RG 59 Signal Loss (in dB) per 100 ft
- Loss at 50 MHz: 2.4 dB
- Loss at 100 MHz: 3.4 dB
- Loss at 400 MHz: 7.0 dB
- Loss at 900 MHz: 11.1 dB
- Loss at 1000 MHz: 12.0 dB
RG 6 Signal Loss (in dB) per 100 ft
- Loss at 50 MHz: 1.5 dB
- Loss at 100 MHz: 2.0 dB
- Loss at 400 MHz: 4.3 dB
- Loss at 900 MHz: 6.8 dB
- Loss at 1000 MHz: 7.0 dB
Plenum spaces are the open spaces above the ceiling or below the floor that are used for air circulation. These spaces are important for air circulation in commercial buildings, but they also bring some problems if you ever have a fire because of the high oxygen content and lack of fire barriers.
Using untreated cables in plenum spaces can spread the fire to other areas very quickly and spread noxious smoke throughout the building. Plenum cables are coated with flame retardant and made using special plastics that don’t release toxic gasses or smoke nearly as much as other plastics to help prevent this problem. Any cable that you run through plenum spaces must be plenum rated.

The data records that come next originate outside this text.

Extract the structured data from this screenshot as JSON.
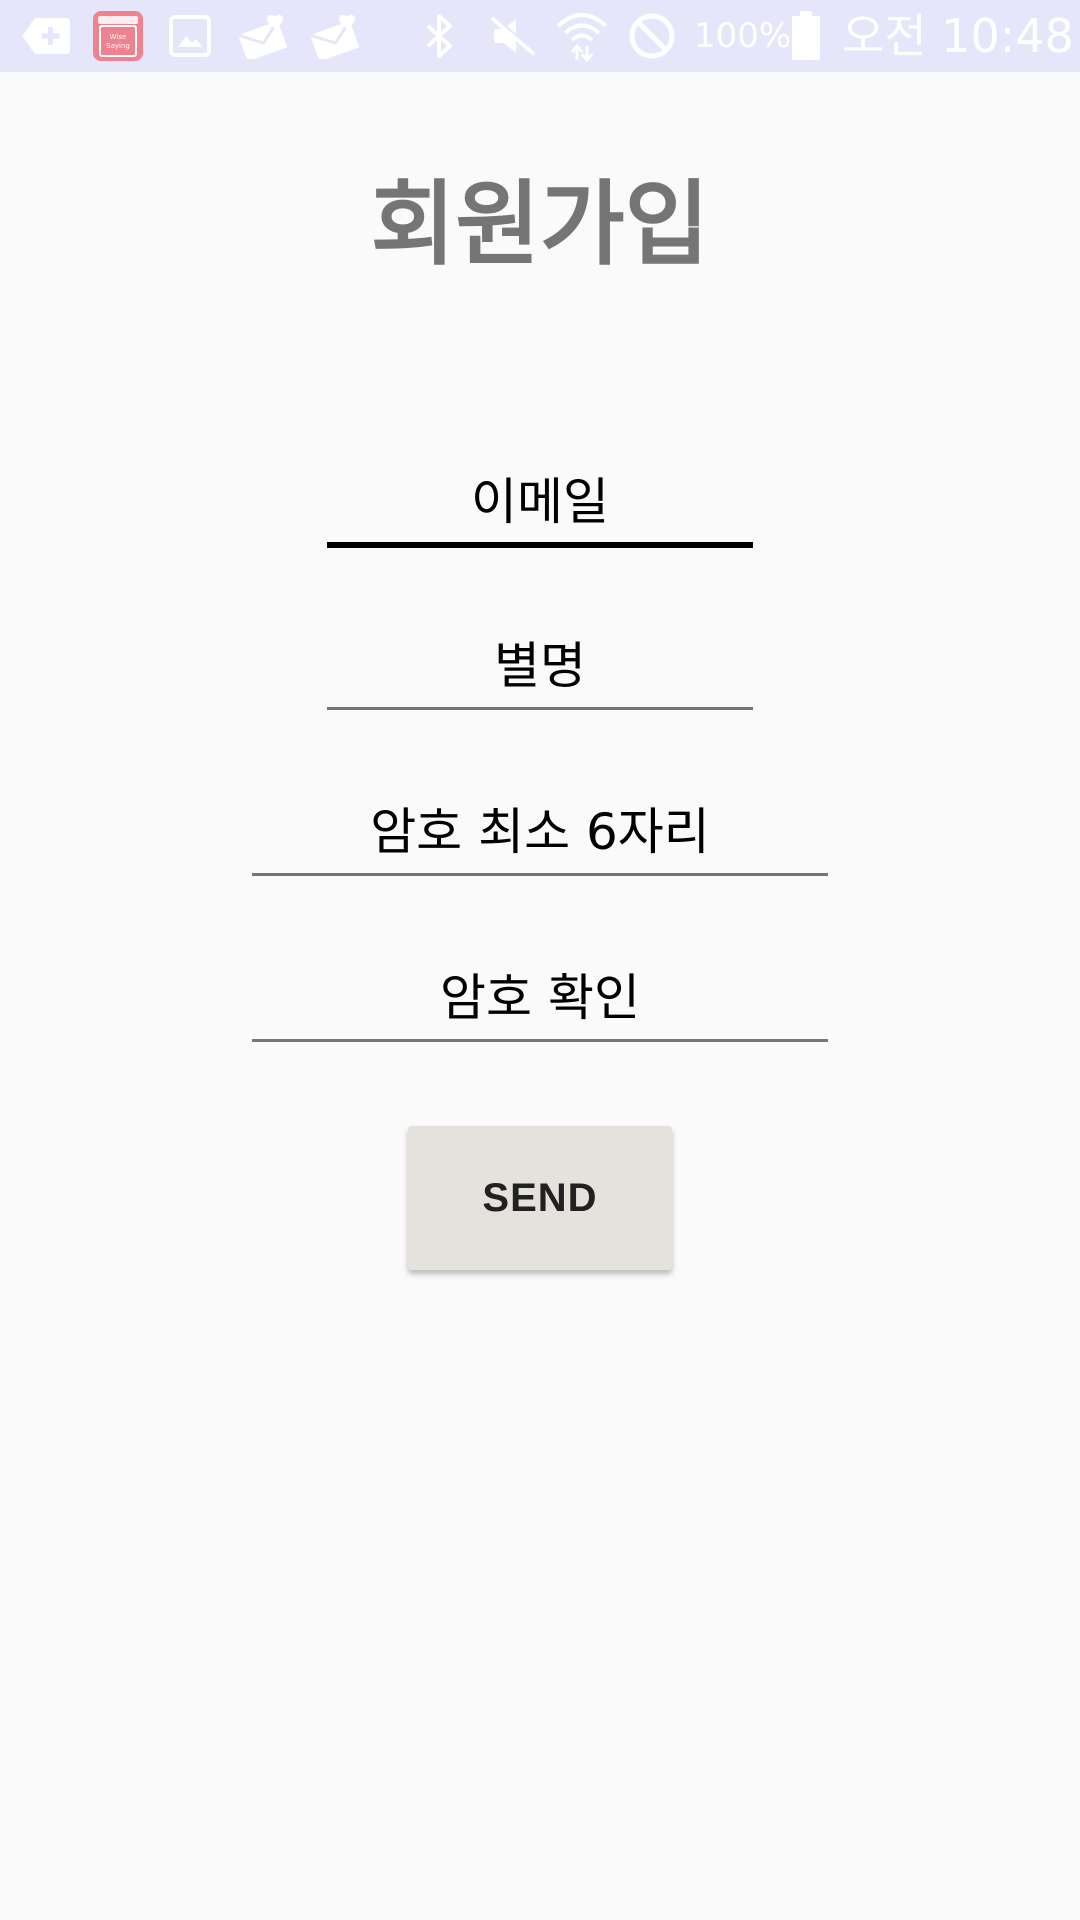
{
  "status_bar": {
    "icons": [
      "add-tag-icon",
      "wise-saying-app-icon",
      "image-icon",
      "heart-mail-icon",
      "heart-mail-icon",
      "bluetooth-icon",
      "mute-icon",
      "wifi-icon",
      "do-not-disturb-icon",
      "battery-icon"
    ],
    "app_icon_text": [
      "Wise",
      "Saying"
    ],
    "battery_percent": "100%",
    "clock": "오전 10:48",
    "background_color": "#e6e6fa",
    "app_icon_color": "#f0818f"
  },
  "page": {
    "title": "회원가입",
    "title_color": "#757575",
    "background_color": "#fafafa"
  },
  "form": {
    "email_placeholder": "이메일",
    "nickname_placeholder": "별명",
    "password_placeholder": "암호 최소 6자리",
    "confirm_placeholder": "암호 확인",
    "focused_field": "email"
  },
  "actions": {
    "send_label": "SEND",
    "send_color": "#e5e2dd"
  }
}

Outdoor and Direct Burial Coax
If you are running cable outside, it has to have added protection from the weather and the elements. Outdoor cable has been specially designed to resist the elements. They come with a PE (polyethylene) jacket instead or UV treated PVC jacket. The outdoor rated jacket makes this cable extremely resistant to cold weather, moisture, chemicals, abrasion, and cutting.
When you bury a coaxial cable, moisture becomes even more of an obstacle. Without added moisture protection, you risk moisture and contaminants entering into the cable and corroding your shielding and conductor. Direct burial cable has the special PE jacket that outdoor coax has, along with a special gel-like substance in the jacket that blocks water and moisture corroding your conductor and damaging your signal.